The nation's largest airlines have been on a streak lately of getting passengers and their bags to their destinations on time at record-high rates.
In the first five months of this year, they've had the highest on-time arrival rate — 84.3% — for any such period in the 18 years that the Transportation Department's Bureau of Transportation Statistics has been recording data.
The rate of canceled flights for the five months, which was 1.07%, also was the lowest in the last 18 years, according to data released Tuesday.
But travelers shouldn't be lulled into thinking that airlines have entered a new era of consistently fewer delays, analysts say. The airlines are just a bad thunderstorm, hurricane or blizzard away from canceling thousands of flights.

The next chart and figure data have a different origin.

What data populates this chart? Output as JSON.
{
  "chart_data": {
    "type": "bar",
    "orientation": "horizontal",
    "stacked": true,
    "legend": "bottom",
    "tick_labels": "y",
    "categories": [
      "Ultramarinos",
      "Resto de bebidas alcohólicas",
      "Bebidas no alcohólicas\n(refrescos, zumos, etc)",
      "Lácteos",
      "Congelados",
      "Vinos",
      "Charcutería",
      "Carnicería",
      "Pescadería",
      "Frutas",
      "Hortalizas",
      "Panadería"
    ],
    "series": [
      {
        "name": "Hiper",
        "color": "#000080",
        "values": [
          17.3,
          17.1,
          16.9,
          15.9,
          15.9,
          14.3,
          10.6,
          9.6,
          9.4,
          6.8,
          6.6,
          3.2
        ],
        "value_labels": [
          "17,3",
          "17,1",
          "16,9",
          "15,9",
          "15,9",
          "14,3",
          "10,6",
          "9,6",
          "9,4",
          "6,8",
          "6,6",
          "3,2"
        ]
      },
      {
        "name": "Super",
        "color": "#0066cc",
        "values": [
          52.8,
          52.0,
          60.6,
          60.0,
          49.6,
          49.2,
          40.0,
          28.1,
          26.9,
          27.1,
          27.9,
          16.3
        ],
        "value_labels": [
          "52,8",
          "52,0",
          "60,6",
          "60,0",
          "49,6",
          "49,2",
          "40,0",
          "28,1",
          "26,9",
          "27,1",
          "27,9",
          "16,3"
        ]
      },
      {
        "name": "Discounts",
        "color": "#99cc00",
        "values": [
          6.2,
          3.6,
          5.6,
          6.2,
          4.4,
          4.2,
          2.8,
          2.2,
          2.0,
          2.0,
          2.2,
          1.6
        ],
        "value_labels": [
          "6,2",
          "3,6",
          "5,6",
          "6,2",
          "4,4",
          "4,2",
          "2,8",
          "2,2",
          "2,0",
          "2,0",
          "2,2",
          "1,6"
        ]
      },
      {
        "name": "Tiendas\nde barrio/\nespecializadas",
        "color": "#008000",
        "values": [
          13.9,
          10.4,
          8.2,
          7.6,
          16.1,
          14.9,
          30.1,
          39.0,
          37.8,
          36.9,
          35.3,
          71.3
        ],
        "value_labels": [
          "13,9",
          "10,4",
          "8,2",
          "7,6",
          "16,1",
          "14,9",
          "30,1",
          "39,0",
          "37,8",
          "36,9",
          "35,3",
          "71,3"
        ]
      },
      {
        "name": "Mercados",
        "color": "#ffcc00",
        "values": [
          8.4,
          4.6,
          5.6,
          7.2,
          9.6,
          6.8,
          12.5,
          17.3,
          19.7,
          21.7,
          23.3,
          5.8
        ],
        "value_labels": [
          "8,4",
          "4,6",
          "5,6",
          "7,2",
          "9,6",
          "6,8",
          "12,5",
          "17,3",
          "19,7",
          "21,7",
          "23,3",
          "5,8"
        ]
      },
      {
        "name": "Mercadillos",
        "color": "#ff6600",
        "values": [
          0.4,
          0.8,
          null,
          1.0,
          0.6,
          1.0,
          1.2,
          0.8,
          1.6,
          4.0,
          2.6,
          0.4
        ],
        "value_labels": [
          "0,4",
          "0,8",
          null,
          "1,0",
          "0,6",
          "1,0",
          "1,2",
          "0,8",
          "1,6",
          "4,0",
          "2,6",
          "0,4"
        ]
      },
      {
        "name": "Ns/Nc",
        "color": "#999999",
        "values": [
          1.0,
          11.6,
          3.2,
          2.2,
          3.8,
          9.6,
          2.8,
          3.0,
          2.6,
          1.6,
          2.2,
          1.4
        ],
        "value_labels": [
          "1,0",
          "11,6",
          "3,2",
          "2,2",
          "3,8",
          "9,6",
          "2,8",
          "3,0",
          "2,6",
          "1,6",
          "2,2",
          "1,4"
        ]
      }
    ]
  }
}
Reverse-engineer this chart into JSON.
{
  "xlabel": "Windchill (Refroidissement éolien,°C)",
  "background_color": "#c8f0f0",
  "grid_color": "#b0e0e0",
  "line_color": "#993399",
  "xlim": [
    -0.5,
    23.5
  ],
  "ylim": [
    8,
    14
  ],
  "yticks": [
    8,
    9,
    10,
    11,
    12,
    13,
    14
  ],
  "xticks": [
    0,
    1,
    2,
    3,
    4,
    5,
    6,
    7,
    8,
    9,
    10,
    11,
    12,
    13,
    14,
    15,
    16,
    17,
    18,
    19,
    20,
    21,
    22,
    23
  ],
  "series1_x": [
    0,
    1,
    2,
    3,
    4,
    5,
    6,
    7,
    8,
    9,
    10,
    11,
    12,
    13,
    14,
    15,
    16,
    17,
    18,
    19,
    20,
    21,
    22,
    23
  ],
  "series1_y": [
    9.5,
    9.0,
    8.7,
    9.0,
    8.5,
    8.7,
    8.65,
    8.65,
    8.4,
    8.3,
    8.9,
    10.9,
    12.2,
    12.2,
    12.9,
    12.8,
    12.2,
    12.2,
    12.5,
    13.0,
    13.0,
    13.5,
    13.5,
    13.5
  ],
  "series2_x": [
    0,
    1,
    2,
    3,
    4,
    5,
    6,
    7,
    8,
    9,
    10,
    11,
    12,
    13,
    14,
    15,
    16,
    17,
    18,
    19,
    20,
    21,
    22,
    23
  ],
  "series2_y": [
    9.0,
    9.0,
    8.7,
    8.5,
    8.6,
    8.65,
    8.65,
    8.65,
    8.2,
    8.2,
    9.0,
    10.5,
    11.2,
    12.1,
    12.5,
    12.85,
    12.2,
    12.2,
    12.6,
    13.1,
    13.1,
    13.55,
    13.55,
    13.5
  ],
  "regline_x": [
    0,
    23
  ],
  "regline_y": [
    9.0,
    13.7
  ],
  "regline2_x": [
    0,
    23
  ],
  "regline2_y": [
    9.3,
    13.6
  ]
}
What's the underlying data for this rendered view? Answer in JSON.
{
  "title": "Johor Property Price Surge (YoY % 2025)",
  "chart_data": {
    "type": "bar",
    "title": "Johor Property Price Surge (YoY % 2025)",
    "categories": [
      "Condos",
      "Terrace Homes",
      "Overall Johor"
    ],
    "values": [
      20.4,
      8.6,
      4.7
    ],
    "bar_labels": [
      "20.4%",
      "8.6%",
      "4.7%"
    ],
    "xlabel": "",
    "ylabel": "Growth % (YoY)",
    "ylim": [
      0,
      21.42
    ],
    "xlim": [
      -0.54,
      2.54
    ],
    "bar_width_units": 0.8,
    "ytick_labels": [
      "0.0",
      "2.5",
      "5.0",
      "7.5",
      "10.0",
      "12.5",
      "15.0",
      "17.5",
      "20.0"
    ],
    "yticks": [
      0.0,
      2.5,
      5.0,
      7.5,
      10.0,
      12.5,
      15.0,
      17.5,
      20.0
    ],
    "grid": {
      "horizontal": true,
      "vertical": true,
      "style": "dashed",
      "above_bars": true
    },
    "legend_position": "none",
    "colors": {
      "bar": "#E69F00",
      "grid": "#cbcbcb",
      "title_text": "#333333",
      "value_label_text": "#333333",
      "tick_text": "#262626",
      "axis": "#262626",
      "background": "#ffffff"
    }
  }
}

Fliers need to look no further than last year, when a February blizzard crippled New York, which has the busiest airspace in the United States. The snowstorm resulted in thousands of flights being canceled. Airlines had barely recovered from that when Hurricane Irene pummeled Washington, D.C., and the Northeast in August.
The result? From January to August of last year, airlines were on time just 77.2% of the time, down from 79.2% for the same stretch in 2010.
Any time storms hit the busy Northeast corridor, planes all over the U.S. are ordered to stay put in their departure cities or slow down if they're already in the air, says Greg Zahornacky, assistant professor at Embry-Riddle Aeronautical University.
When the derecho thunderstorm struck the Midwest and Mid-Atlantic region on June 29, only 66.1% of flights were on time at the five major airports in the states that declared a state of emergency that day, including Washington's Dulles and Reagan National airports. That's compared with 78.9% for the first 28 days of the month, according to FlightStats, which keeps track of more than 150,000 flights a day.
Another factor working in favor of the airlines' current streak is that they have fewer planes in the air. Airlines have cut back on flights to save on jet fuel costs and keep planes full. Less air traffic should mean fewer delays.
"We're not clogging the skies," says Mike Boyd, president of the Boyd Group, an airline consulting firm. "Secondly, we have a situation in which there wasn't much in terms of weather. Why are 16% of flights arriving over their 15 minutes?"
Airlines acknowledge that good weather and fewer flights have contributed to their eighth-consecutive month of better on-time arrivals and bag handling.
"Mild weather has helped, as have operations that are focused on getting planes that are often full during the busy summer travel season out on time," says Nicholas Calio, president and CEO of Airlines for America, which represents the industry.
But he also says airlines are improving their operations and focusing "on what matters most to customers: arriving safely on time and with their bags."
Airlines posted an on-time arrival rate of 83.4% in May, up from the 77.1% rate in May 2011. It was, however, a slight dip from April's rate of 86.3%. Airlines canceled 0.9% of their domestic flights, down from the 2.1% cancellation rate in May 2011 and the 1% rate in April.